Atapuerca Foundation / Reuters

(dpa) According to their own statements, researchers have discovered the remains of the “first European” in northern Spain. The fossil unearthed in the province of Burgos represents “the face of the first European,” said the directors of the prestigious Fundación Atapuerca. According to the findings, early humans of the genus Homo, which also includes modern humans, Homo sapiens, lived up to 1.4 million years ago at the site on the Sierra de Atapuerca mountains, it said.

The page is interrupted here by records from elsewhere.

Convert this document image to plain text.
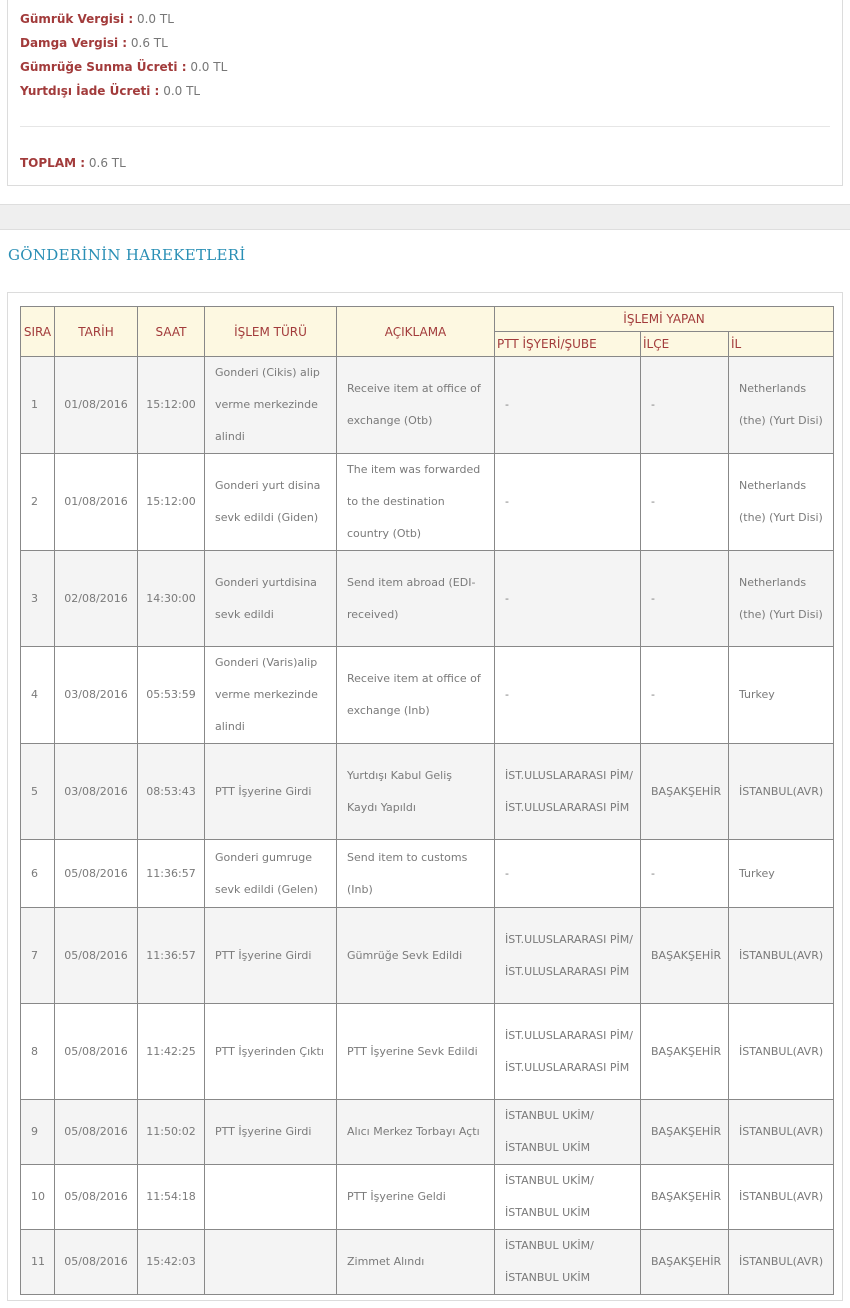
Gümrük Vergisi : 0.0 TL
Damga Vergisi : 0.6 TL
Gümrüğe Sunma Ücreti : 0.0 TL
Yurtdışı İade Ücreti : 0.0 TL
TOPLAM : 0.6 TL
GÖNDERİNİN HAREKETLERİ
SIRA	TARİH	SAAT	İŞLEM TÜRÜ	AÇIKLAMA	İŞLEMİ YAPAN		
					PTT İŞYERİ/ŞUBE	İLÇE	İL
1	01/08/2016	15:12:00	Gonderi (Cikis) alip verme merkezinde alindi	Receive item at office of exchange (Otb)	-	-	Netherlands (the) (Yurt Disi)
2	01/08/2016	15:12:00	Gonderi yurt disina sevk edildi (Giden)	The item was forwarded to the destination country (Otb)	-	-	Netherlands (the) (Yurt Disi)
3	02/08/2016	14:30:00	Gonderi yurtdisina sevk edildi	Send item abroad (EDI-received)	-	-	Netherlands (the) (Yurt Disi)
4	03/08/2016	05:53:59	Gonderi (Varis)alip verme merkezinde alindi	Receive item at office of exchange (Inb)	-	-	Turkey
5	03/08/2016	08:53:43	PTT İşyerine Girdi	Yurtdışı Kabul Geliş Kaydı Yapıldı	İST.ULUSLARARASI PİM/İST.ULUSLARARASI PİM	BAŞAKŞEHİR	İSTANBUL(AVR)
6	05/08/2016	11:36:57	Gonderi gumruge sevk edildi (Gelen)	Send item to customs (Inb)	-	-	Turkey
7	05/08/2016	11:36:57	PTT İşyerine Girdi	Gümrüğe Sevk Edildi	İST.ULUSLARARASI PİM/İST.ULUSLARARASI PİM	BAŞAKŞEHİR	İSTANBUL(AVR)
8	05/08/2016	11:42:25	PTT İşyerinden Çıktı	PTT İşyerine Sevk Edildi	İST.ULUSLARARASI PİM/İST.ULUSLARARASI PİM	BAŞAKŞEHİR	İSTANBUL(AVR)
9	05/08/2016	11:50:02	PTT İşyerine Girdi	Alıcı Merkez Torbayı Açtı	İSTANBUL UKİM/İSTANBUL UKİM	BAŞAKŞEHİR	İSTANBUL(AVR)
10	05/08/2016	11:54:18		PTT İşyerine Geldi	İSTANBUL UKİM/İSTANBUL UKİM	BAŞAKŞEHİR	İSTANBUL(AVR)
11	05/08/2016	15:42:03		Zimmet Alındı	İSTANBUL UKİM/İSTANBUL UKİM	BAŞAKŞEHİR	İSTANBUL(AVR)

The discovery is part of the cheekbone and upper jaw of an early human. The find is of extraordinary importance for understanding the first steps in the evolution of early humans outside of Africa, it was emphasized. The oldest fossils unearthed at Atapuerca so far are a mandible and other bone fragments from two individuals that lived at the site 1.2 million years ago.

The renowned early human researcher Jean-Jacques Hublin from the Max Planck Institute for Evolutionary Anthropology also commented on the find. “According to reports, the oldest face (1.4 million years old?) found in Europe so far was discovered in Atapuerca,” Hublin wrote on Twitter on Friday evening.

According to the Spanish researchers, the find shows that the European continent was settled much earlier by upright early humans than had previously been assumed. Until the early 1990s, it was believed that the first Europeans lived around 500,000 years ago. The excavation site in Atapuerca caused a stir when human remains were discovered there in 1994, which were assigned to the “Homo antecessor” – a human species that is said to have lived around 900,000 years ago. In subsequent years, even older remains were discovered in the Atapuerca Caves.

Atapuerca is considered a paradise for archaeologists and paleontologists. The relatively small mountain range, which is only around 15 kilometers east of the provincial capital Burgos, was declared a nature reserve, a cultural asset worth protecting and a UNESCO World Heritage Site in 2000 because of the spectacular finds.